Rating: Four-star (I like it)

Click here to purchase Too Much and Never Enough from amazon.com.

 

 

 

Cher Ami and Major Whittlesey

Pluck. I didn’t expect that I would have the patience to allow much time for a pigeon narrator to keep my attention while reading Kathleen Rooney’s novel titled, Cher Ami and Major Whittlesey. Thanks to Rooney’s fine writing, I easily warmed to the voice of a homing pigeon and anticipated the return to that voice after Major Whittlesey provided his point of view as the alternating narrator. The pair were joined together in World War I when the pigeon Cher Ami flew through enemy lines to deliver a message that the major and his battalion were cut off from the rest of the army and were the objects of friendly fire. Rooney took this historical event and brought it to life through imagining those times from two very different perspectives. She explores the wounds to both narrators and the deep cost of war.

 

Rating: Four-star (I like it)

Click here to purchase Cher Ami and Major Whittlesey from amazon.com.

 

 

Nothing Is Wrong and Here Is Why

Poignant. The voice of Alexandra Petri as a political satirist finds that sweet spot for me: crisp, funny and poignant. In her collection of essays titled, Nothing Is Wrong and Here is Why, the range of her skills can be observed in their fullness. Some of the essays are new, and many are adapted from her column in The Washington Post. Whenever something comes out of the White House that can send me into a rage, I know I can count on Petri’s next column to express a reaction far better than my feeble responses. Our finest writers, like Petri, find ways to help thoughtful people make sense out of the garbled nonsense what we often see and hear. This essay collection provides an abundance of that good sense.

 

Rating: Four-star (I like it)

Click here to purchase Nothing Is Wrong and Here is Why from amazon.com.

 

 

Vesper Flights

Outside. I spent a half hour sitting on the screened back porch yesterday morning watching a hummingbird rest at our feeder, sheltered from the rain, and slurping our sugar water. I had just finished reading Helen Macdonald’s essay collection titled, Vesper Flights, so I was primed to observe birds or other aspects of nature and not pay attention to the passing of time. Each of her essays in this collection contains fine writing and close observations about our world and ourselves. As I write this quick review, I’m back on the porch looking up often from the laptop to watch a bird in flight, a squirrel leaping from one branch to another, a Monarch landing on the milkweed and a rabbit scooting to a hiding place under a shrub. Grand!

 

Rating: Four-star (I like it)

Click here to purchase Vesper Flights from amazon.com.

 

 

Squeeze Me

Pythons.
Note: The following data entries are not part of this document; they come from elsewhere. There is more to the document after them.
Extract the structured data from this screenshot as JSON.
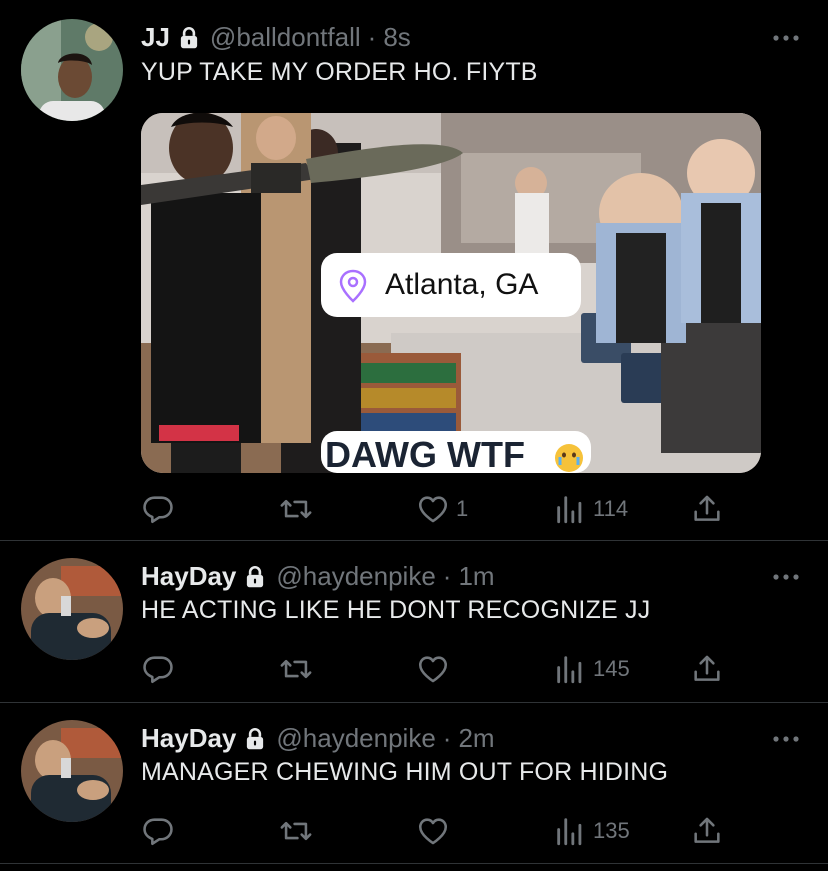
{
  "tweets": [
    {
      "name": "JJ",
      "handle": "@balldontfall",
      "sep": "·",
      "time": "8s",
      "text": "YUP TAKE MY ORDER HO. FIYTB",
      "media": {
        "location_label": "Atlanta, GA",
        "caption": "DAWG WTF"
      },
      "likes": "1",
      "views": "114"
    },
    {
      "name": "HayDay",
      "handle": "@haydenpike",
      "sep": "·",
      "time": "1m",
      "text": "HE ACTING LIKE HE DONT RECOGNIZE JJ",
      "likes": "",
      "views": "145"
    },
    {
      "name": "HayDay",
      "handle": "@haydenpike",
      "sep": "·",
      "time": "2m",
      "text": "MANAGER CHEWING HIM OUT FOR HIDING",
      "likes": "",
      "views": "135"
    }
  ],
  "colors": {
    "background": "#000000",
    "text": "#e7e9ea",
    "muted": "#71767b",
    "divider": "#2f3336",
    "location_pin": "#a970ff"
  },
  "icons": [
    "lock-icon",
    "more-icon",
    "reply-icon",
    "retweet-icon",
    "like-icon",
    "views-icon",
    "share-icon",
    "location-pin-icon",
    "crying-emoji-icon"
  ]
}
Just when I needed a good laugh, I picked up Carl Hiaasen’s comic novel titled, Squeeze Me. Set as always in Florida, this time we get the combination of a great protagonist, Angie Armstrong, and political satire about President Trump, Mar-a-Lago and its wealthy members. When a python does what a big snake is prone to do, Angie is the wildlife expert called in to take care of the problem. A great cast of characters, include the return of Skink, will delight Hiaasen fans. Florida at its oddest comes to life for those readers who aren’t overly sensitive to political satire.